Primo: oggi alla Casa Bianca siede Obama, mentre ai tempi del Vietnam vi era un certo Nixon;
Secondo: nella vicenda Wikyleaks gli U.S.A. sono le vittime e non gli aggressori (come all’epoca del Vietnam);
Terzo(e non vado oltre, ma ci sarebbe molto altro da dire): al tempo del Vietnam c’era nel mondo un fermento di idee che lasciava sperare ad una immediata alternativa alla democrazie americana; in quel senso si guardava all’URSS, alla Cina, a Cuba come possibili alternative ad argine dello strapotere americano; tutti sappiamo come son finiti e cosa siano in realtà i paesi comunisti (tutto fuorchè democratici).
A meno che qui non si voglia parlare della democrazia dell’WEB; e cioè del fatto che in rete non conta il potere delle armi che faceva chiedere a Stalin, a proposito del Vaticano “Quante Divisioni possiede il Papa?”

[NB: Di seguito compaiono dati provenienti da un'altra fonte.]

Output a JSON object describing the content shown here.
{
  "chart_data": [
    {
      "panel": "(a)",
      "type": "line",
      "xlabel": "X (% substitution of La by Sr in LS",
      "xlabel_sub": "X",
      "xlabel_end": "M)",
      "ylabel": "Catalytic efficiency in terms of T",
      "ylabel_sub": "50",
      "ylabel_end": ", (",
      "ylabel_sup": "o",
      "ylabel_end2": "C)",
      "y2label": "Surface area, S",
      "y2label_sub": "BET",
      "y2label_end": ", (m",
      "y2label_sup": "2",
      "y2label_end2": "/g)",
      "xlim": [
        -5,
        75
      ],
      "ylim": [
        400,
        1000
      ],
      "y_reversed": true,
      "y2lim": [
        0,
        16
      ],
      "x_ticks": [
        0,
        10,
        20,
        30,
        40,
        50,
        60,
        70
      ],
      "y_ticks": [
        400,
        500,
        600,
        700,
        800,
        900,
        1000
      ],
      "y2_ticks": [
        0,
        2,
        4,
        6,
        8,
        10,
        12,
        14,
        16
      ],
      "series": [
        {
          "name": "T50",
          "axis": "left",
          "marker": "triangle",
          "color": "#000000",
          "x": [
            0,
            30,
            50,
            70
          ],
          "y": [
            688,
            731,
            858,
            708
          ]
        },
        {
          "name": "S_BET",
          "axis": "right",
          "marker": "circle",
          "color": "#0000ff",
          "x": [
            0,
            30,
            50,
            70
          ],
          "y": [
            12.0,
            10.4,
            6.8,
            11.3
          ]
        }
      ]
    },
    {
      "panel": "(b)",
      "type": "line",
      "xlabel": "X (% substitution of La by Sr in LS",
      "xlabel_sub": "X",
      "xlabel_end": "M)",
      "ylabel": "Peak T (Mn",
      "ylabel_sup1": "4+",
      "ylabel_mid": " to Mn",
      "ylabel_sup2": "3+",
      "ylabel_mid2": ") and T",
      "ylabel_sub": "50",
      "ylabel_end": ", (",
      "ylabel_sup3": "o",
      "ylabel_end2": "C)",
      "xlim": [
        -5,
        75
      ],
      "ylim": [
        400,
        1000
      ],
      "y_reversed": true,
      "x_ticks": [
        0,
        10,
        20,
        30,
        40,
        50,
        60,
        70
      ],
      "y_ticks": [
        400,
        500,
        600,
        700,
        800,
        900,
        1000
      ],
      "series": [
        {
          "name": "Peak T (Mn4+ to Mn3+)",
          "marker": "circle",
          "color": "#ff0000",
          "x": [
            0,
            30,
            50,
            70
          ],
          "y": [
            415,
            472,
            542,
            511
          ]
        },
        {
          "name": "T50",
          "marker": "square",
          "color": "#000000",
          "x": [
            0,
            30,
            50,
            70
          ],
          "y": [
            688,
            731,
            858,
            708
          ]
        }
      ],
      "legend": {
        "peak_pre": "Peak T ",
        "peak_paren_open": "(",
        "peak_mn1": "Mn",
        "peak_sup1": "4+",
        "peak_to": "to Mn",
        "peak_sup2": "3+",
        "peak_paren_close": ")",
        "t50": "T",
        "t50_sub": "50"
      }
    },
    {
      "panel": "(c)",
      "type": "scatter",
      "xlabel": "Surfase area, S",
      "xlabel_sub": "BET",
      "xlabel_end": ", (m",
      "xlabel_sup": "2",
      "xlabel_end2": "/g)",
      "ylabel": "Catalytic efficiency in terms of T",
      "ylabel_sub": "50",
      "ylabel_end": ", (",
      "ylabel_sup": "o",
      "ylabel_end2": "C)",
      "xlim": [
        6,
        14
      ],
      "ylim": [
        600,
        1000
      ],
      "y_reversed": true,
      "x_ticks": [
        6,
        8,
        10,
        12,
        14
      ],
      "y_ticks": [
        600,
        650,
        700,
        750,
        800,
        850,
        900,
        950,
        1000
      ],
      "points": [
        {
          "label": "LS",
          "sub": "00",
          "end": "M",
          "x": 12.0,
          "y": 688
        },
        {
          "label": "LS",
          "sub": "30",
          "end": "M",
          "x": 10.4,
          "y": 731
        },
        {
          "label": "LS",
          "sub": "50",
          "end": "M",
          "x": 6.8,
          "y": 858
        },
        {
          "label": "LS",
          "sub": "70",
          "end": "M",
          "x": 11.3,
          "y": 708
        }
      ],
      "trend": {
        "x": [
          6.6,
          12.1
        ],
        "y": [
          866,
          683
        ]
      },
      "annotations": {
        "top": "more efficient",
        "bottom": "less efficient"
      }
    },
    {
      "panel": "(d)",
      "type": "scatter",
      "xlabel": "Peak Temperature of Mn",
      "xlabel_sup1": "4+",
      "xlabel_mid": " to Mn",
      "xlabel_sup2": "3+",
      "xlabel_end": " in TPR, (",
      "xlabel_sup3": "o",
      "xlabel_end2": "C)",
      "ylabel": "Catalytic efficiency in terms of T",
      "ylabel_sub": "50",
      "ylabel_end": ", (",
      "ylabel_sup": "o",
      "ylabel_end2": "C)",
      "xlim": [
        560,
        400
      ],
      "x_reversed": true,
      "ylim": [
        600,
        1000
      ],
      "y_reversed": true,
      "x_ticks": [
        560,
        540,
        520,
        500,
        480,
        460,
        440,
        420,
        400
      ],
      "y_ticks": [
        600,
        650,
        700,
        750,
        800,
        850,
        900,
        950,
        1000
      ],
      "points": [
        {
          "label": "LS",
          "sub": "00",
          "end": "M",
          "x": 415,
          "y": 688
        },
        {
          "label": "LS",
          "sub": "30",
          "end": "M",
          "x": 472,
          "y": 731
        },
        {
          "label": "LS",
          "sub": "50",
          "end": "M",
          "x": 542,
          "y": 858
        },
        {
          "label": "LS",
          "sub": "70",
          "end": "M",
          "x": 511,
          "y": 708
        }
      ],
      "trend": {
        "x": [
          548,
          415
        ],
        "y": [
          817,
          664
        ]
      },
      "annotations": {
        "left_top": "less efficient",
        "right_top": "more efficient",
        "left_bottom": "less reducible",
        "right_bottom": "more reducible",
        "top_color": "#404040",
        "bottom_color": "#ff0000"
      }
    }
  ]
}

Insomma, se parliamo del potere on line allora i rapporti di forza non sono così sproporzionati a favore degli USA.
Ma qui l’America, proprio per questo, dovrebbe giocare d’astuzia: da un lato rafforzare i suoi sistemi di sicurezza informatici; dall’altro smetterla di perseguitare Julian Assange, lasciandolo al suo destino.
Infatti gli USA, accanendosi contro il fondatore di Wikileaks, rischiamano di assumere, come ai tempi del Vietnam, la veste del gigante Golia che vuole schiacciare il mite Davide. E la gente, si sa, come dimostra lo spontaneo crearsi di un fronte pro-Assange in rete, è sempre portato a parteggiarer per il debole (o presunto tale).
Insomma, se l’America non fa attenzione, rischia di subire un altro Vietnam; soltanto virtuale, d’accordo; ma non per questo meno negativo per la sua immagine internazionale.